How Skid Got His Nickname

It was the spring of 1971.  I was 18, and had been working in the Pay Office at Inco Limited in Copper Cliff, Ontario for about five months.  One of my duties was to go out to our plants on Mondays and Tuesdays to hand out pay cheques to some of our 18,000 hourly rated employees.

The first weekend of May, I returned to my mother's home in Sault Ste. Marie, Ontario, about 180 miles to the west, to pick up my new 350cc Yamaha R5.  I had never ridden a motorcycle before, and with great care and caution I rode it back to Sudbury.

Monday afternoon, I left the office to go to the Iron Ore Recovery Plant, which was about two miles away.  Corporal Lloyd Walford of the Copper Cliff Police was to deliver the box of cheques to me at the plant gate.  I proceeded across the highway and down Power Street, a small paved road which went past the Copper Refinery to the IORP (this portion of the road no longer exists).  As I crested a hill, I unexpectedly found a stretch of gravel where they were building a road to our new Nickel Refinery.   With all of 300 miles total bike experience, I grabbed the brakes to slow down.   The front wheel locked and the bike went down.

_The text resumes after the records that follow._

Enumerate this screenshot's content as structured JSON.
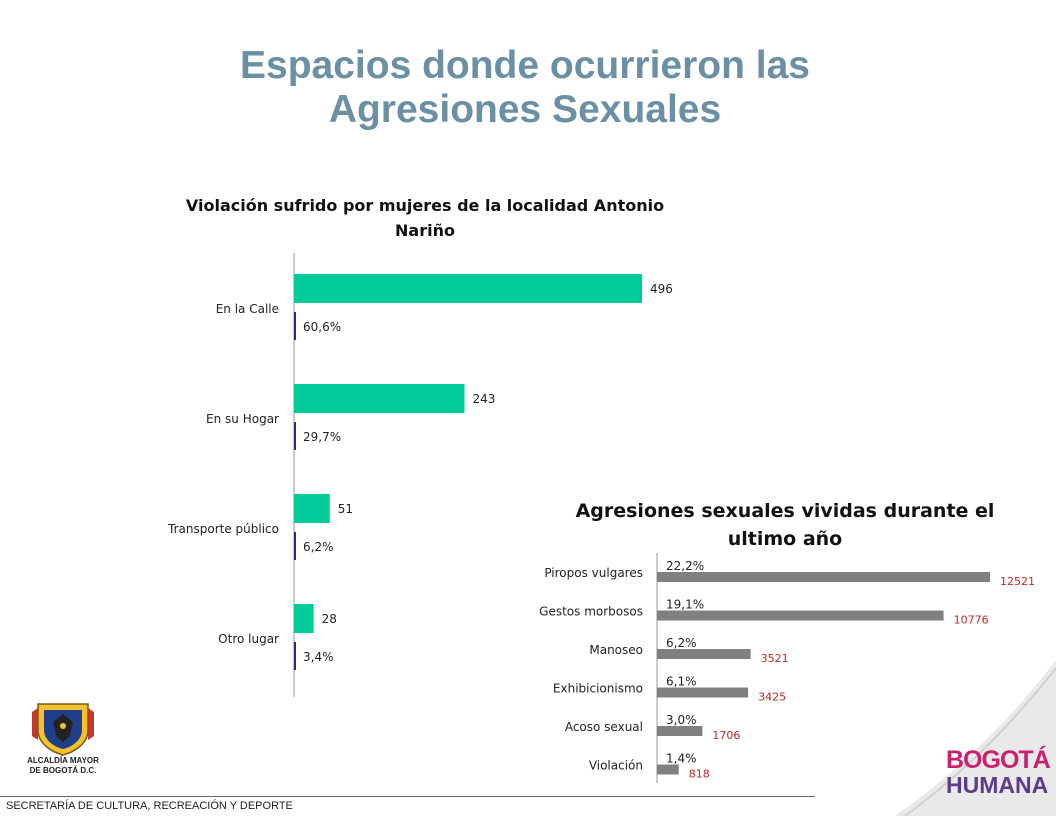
{
  "slide": {
    "title": "Espacios donde ocurrieron las Agresiones Sexuales",
    "footer": "SECRETARÍA DE CULTURA, RECREACIÓN Y DEPORTE",
    "left_logo_text_1": "ALCALDÍA MAYOR",
    "left_logo_text_2": "DE BOGOTÁ D.C.",
    "right_logo_line1": "BOGOTÁ",
    "right_logo_line2": "HUMANA"
  },
  "colors": {
    "title": "#6b8fa3",
    "bar_green": "#00cc99",
    "bar_purple": "#3a1f8a",
    "bar_gray": "#808080",
    "label_red": "#cc2222"
  },
  "chart_data": [
    {
      "type": "bar",
      "orientation": "horizontal",
      "title": "Violación sufrido por mujeres de la localidad Antonio Nariño",
      "categories": [
        "En la Calle",
        "En su Hogar",
        "Transporte público",
        "Otro lugar"
      ],
      "series": [
        {
          "values": [
            496,
            243,
            51,
            28
          ]
        },
        {
          "values": [
            60.6,
            29.7,
            6.2,
            3.4
          ]
        }
      ],
      "data_labels": [
        [
          "496",
          "243",
          "51",
          "28"
        ],
        [
          "60,6%",
          "29,7%",
          "6,2%",
          "3,4%"
        ]
      ],
      "xlim": [
        0,
        550
      ],
      "grid": false,
      "legend": "none"
    },
    {
      "type": "bar",
      "orientation": "horizontal",
      "title": "Agresiones sexuales vividas durante el ultimo año",
      "categories": [
        "Piropos vulgares",
        "Gestos morbosos",
        "Manoseo",
        "Exhibicionismo",
        "Acoso sexual",
        "Violación"
      ],
      "values": [
        12521,
        10776,
        3521,
        3425,
        1706,
        818
      ],
      "percentages": [
        22.2,
        19.1,
        6.2,
        6.1,
        3.0,
        1.4
      ],
      "data_labels": [
        "12521",
        "10776",
        "3521",
        "3425",
        "1706",
        "818"
      ],
      "percent_labels": [
        "22,2%",
        "19,1%",
        "6,2%",
        "6,1%",
        "3,0%",
        "1,4%"
      ],
      "xlim": [
        0,
        14100
      ],
      "grid": false,
      "legend": "none"
    }
  ]
}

I picked up the bike and found that twisted handlebars were the only damage.   Climbing on, I rode to the plant gate and picked up the box of cheques from Lloyd.   This is where they noticed the blood running down my hand.  It seems something sharp had punctured my jacket and my arm.  I was patched up in the first aid room, went briefly into shock, and then proceeded to complete my assigned task.  This episode made me Inco's first "on the job" motorcycle accident.

The next morning the Paymaster, Bob McInnes, greeted me as I came into the office with "Here comes Skid".  It probably would have ended here as a brief joke except for the Monday evening, two weeks later.

It was a quiet Monday evening at Lolas Restaurant in Copper Cliff, where I was hanging with some of the local teenagers.  A beautiful young lady named Linda wanted to know if I would take her for a ride.  We left Lolas and turned right on Serpentine Street, at which point we started up a hill.  Just to set the stage, at the top of the hill the road curved to the left.  On the right, halfway through the curve, was the entrance to one of the Inco employee parking lots.  Because there were so many employees at this time and the lot was full, people were forced to park along Serpentine.   As I leaned into the corner, the bike kicked back and my peripheral vision caught the sight of sparks from the left rear.  In my excitement to do the gorgeous Linda's bidding, I had forgotten to put the side stand up (no interlocks or ignition cutout devices like today).  As the bike went straight, I found myself looking at the chromed, jacked up rear end of a Plymouth Roadrunner.  Then I hit it.

The next morning the Paymaster, Bob McInnes, again greeted me as I came into the office, this time on crutches, with "Here comes Skid".   This time, they had six weeks as I hobbled around to get used to the name, and it has stuck with me for all these years.